Kenneth Deer invoque l’importance d’apprendre à cohabiter en paix. C’est une valeur qui est fortement ancrée dans l’identité des peuples autochtones. Elle date de l’Alliance avec les Néerlandais aux premiers temps de la colonisation. « C’est très fort chez les Mohawks, cette idée de vivre l’un à côté de l’autre, mais chacun pour soi. Certaines autres nations sont plus ouvertes en terme d’intégration. »

Ainsi, que ce soient les questions administratives et politiques, les problèmes d’inégalités économiques et sociales ou la discrimination qui pèse encore sur les populations autochtones, tout semble pour Kenneth Deer être lié à un déséquilibre entre la façon de définir cette identité autochtone par les Premières Nations elles même et par le gouvernement canadien. Bien que les institutions canadiennes s’efforcent aujourd’hui d’aider les autochtones, le consensus est encore loin d’être atteint.
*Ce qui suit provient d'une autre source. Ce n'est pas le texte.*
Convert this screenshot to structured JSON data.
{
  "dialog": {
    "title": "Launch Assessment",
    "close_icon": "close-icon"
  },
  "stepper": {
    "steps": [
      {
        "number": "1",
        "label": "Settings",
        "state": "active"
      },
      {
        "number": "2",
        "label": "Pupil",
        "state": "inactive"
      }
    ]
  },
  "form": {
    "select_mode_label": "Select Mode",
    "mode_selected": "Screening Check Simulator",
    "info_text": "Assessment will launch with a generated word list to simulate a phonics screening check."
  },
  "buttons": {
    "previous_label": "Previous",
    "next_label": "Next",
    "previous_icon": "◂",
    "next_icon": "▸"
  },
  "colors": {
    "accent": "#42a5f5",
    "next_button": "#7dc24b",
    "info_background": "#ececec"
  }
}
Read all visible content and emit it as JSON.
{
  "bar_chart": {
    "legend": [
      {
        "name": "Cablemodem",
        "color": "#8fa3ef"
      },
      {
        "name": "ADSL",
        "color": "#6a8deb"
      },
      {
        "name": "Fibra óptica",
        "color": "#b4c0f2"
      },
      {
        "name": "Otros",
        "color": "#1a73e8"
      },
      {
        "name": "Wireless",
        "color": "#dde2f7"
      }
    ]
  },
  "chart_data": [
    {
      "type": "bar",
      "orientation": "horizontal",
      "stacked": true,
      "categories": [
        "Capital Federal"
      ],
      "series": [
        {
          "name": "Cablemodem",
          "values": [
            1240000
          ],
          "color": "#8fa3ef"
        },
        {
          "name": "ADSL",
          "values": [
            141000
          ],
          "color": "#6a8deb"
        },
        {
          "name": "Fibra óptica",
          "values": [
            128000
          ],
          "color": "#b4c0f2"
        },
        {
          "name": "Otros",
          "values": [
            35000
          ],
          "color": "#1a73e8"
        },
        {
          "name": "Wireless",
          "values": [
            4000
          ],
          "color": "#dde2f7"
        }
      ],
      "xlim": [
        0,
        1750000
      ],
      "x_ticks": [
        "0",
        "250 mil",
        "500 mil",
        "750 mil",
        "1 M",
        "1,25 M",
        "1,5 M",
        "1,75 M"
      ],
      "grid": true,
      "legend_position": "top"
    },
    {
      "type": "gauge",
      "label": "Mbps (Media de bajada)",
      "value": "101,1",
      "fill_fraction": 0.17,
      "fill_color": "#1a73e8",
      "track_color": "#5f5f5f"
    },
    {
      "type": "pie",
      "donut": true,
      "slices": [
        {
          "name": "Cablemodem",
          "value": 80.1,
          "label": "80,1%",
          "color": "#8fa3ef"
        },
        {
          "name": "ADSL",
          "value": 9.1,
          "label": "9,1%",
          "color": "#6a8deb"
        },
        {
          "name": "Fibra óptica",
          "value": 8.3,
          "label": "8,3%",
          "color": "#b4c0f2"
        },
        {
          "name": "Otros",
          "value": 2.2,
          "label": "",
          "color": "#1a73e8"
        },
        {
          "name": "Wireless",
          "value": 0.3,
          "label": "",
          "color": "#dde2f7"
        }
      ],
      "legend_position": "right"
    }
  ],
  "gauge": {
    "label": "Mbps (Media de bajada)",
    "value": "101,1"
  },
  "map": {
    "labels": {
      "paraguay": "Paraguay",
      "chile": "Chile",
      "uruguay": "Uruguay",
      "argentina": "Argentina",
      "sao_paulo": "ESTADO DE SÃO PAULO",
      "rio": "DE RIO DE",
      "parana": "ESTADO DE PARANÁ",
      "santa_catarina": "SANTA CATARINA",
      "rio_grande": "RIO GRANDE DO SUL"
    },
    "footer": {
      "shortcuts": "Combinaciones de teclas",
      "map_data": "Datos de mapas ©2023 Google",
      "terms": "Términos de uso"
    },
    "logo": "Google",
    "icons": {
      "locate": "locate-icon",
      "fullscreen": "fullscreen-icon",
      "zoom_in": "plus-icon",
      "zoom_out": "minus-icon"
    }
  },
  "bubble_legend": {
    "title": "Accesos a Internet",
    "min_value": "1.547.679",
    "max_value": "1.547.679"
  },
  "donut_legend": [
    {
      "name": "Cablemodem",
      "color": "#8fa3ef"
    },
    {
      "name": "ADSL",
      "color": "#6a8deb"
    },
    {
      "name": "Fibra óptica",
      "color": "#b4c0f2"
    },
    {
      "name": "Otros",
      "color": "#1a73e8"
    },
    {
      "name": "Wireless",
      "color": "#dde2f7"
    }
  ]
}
Ceci est sûrement justifiable par le fait que le gouvernement identifie ces peuples comme des citoyens issus d’une minorité qu’il faut aider à intégrer à la société (par le biais de bourses, allocations gouvernementales…), alors qu’eux mêmes s’identifient comme une nation seulement prête à vivre « à côté de l’autre », à côté de la société et de l’identité canadienne.